Its easy beauty begins with Rae Smith's set which she describes in the programme as a "space of ideas". Instead of offering a realistic view of the country estate where Vanya and his niece Sonya spend their days making money for Sonya's father Professor Serebryakov to spend on his scholarly pursuits, she creates a room where the pipework is exposed, and trees poke through the huge windows. It is old and new, exposed to the elements and a part of them, as timeless as the costumes the characters wear.

McPherson's translation pulls off a similar feat of magical reinvention. It sounds so fresh and so vital that I thought it must have involved huge alteration; in fact, what he has done is trim and polish the language a new robust form. Toby Jones' Vanya talks about "wanging on", and "stuffing my face with snacks" but the sentiments of the text are unchanged. It is also incredibly funny, both full of verbal lightness and broader elements such as a hilarious drinking scene where Richard Armitage's disillusioned doctor Astrov, Vanya and the old hanger-on Telegin (Peter Wight) crawl under a sideboard in search of fresh supplies while repeating the word "Awight".

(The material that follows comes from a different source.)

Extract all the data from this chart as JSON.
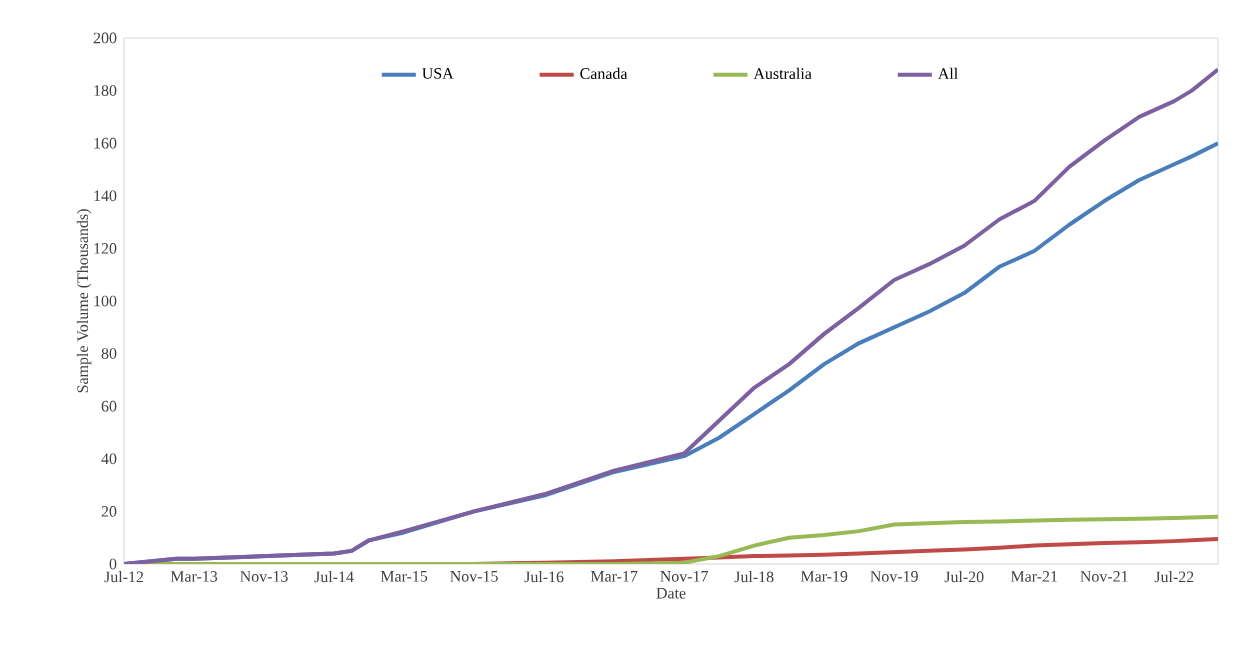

This directness allows us to see the play anew. Vanya can, in some productions, feel like a play in which a lot of people sit around and moan about wasting their lives. Here it becomes a drama of missed chances, of people taking the wrong decisions which leave them beached and desperate but trying to put a good face on things. Nowhere is this more true than of Yelena, Serebryakov's young and beautiful second wife, whose languorous presence precipitates passion in both Vanya and Astrov. She is often just a decorative, drawling thing; Rosalind Eleazar preserves her luminosity but makes her seethe with suppressed fury at the mistakes she has made. Her farewell to Astrov, when instead of kissing him, she wraps her body around him is as sensational as it is unexpected.

Rickson, the most sensitive of directors, delicately draws out the invisible lines that tie these people together, allowing their relationships to develop in subtle and always convincing ways. In doing so, he gently alters the balance of the play. The glue that binds this family is Sonya. As played by Aimee Lou Wood, making her West End debut after finding such success on TV in Sex Education, she is a glorious, kind, gentle girl, whose love for Astrov shines out in the way she quotes his warnings of eco-disaster to come as if she had learnt them by rote. The moment when she tries to kiss him and he avoids her is so perfectly calibrated that is heart-breaking. Her attempts at cheerfulness in the face of so much crushing disappointment are almost unbearable. She positively shines.

Yet there isn't a bad performance on the stage. With his shirt constantly hanging out and his hair always on end, Jones makes Vanya both infinitely loveable and consistently irritating; his sudden lament that "I could have been another Schopenhauer, a Dostoevsky," sums up the tragi-comic nature of the character in a phrase. So does the way Jones reveals his deep sorrow and wounded pride, even as he is springing across tables trying to kill his brother in law.

Armitage brings the same finesse to his portrayal of Astrov; he is a romantic, clinging to his dreams of the future, seduced by the perfect woman, unable to see the truth in front of his nose. But he is also a man deeply damaged by his profession, by the suffering he has witnessed, the poverty he can do nothing to cure. Ciarán Hinds is powerful as a monstrously egotistical Serebryakov, Anna Calder-Marshall, Dearbhla Molloy and Peter Wight all lend heft and significance to characters that often count for nought. All in all, a glory.